Tschüss Welt & Hallo Melt!

 

Zunächst muss ich wohl ein kleines Geständnis ablegen: Ich war eigentlich noch nie (nicht nur auf der Durchreise) in Deutschland! Es war bisher einfach, wie soll ich sagen, zu nahe liegend. Umso mehr freute mich dieser mehr als bestechende Anlass, endlich mal in die Höhle des Löwen vorzudringen und bei der Gelegenheit auch gleich das Tanzbein mit ihm zu schwingen. Die Original-Idee wäre es ja gewesen, aus den gesammelten Eindrücken einen Eintrag für die Rubrik „Wir Ösis / Wir Piefkes“ zu basteln. Daraus geworden ist leider nichts, denn auf die Frage „Was ist denn spontan eure erste Assoziation mit Österreich?“ erntete ich meist nur fragende Blicke, bis sich dann irgendjemand eines mitleidigen „ähm ... Miriam Weichselbraun?“ erbarmte. Ich gab mein Vorhaben also wieder auf, weil ich mich bald fühlte, wie die Vertreterin meiner heiß hassgeliebten Bananenrepublik, die sich von Minderwertigkeitskomplexen geschüttelt unbedingt vom großen Bruder abgrenzen will, während der noch nicht mal Desinteresse zeigte. Lag’s etwa an unserer Unterzahl (wir waren zwischen geschätzten 15.000 Deutschen, 30.000 Holländern und ein paar zerquetschten Engländern die einzigen Powidltascherln vor Ort), an etwaigen Verständigungsschwierigkeiten oder warʻs letztlich doch die Berliner Luft, die uns einen feuchtfröhlichen Strich durch die Rechnung gemacht hatte?

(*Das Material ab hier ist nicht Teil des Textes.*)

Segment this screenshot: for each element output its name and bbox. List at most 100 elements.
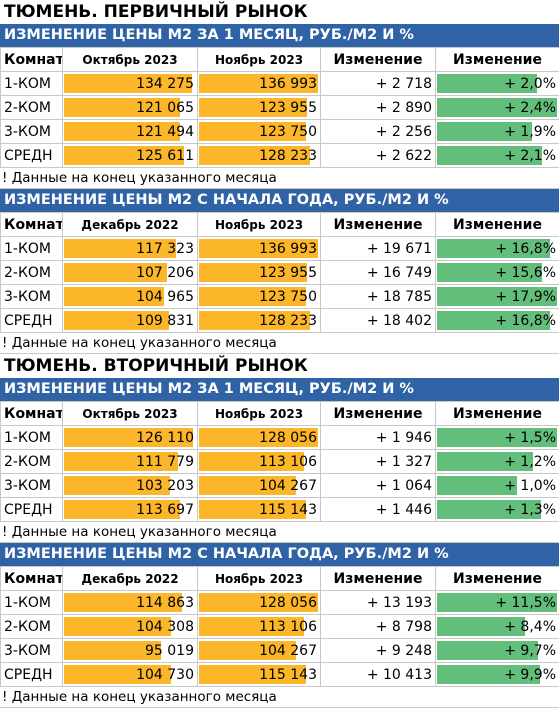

Apropos feucht(fröhlich): Wie das bei Festivals eben so ist, bekamen wir Wind und Wetter natürlich voll zu spüren. Wobei ich sagen muss, dass ich selten so charmante Unwetter erlebt habe. Der wolkenverhangene Himmel war einfach ununterbrochen unbeschreiblich (und vor allem leider unfotografierbar) schön. Überhaupt ist das gesamte Naturspektakel in und um Ferropolis ein echtes Erlebnis! Das ehemalige Tagebau-Areal, das noch bis in die 90er Jahre ein Ort entfesselter Industriekräfte und Umweltsünden war, ist mit seinen bis zu 130 m langen und 30 m hohen alten Baggern (die nachts teilweise 10 m hohe Flammen speien) als Kulisse einfach unschlagbar. Die wenigen trockenen Momente wurde entsprechend genutzt, um den Blick gen Himmel zu richten und friedlich an einem Grashalm kauend das atemberaubenden Panorama zu genießen. Nur sind solch besinnliche Momente bei einem so vollen Programm eher spärlich gesät.

Dancing is dreaming with your legs! (© trndmusik)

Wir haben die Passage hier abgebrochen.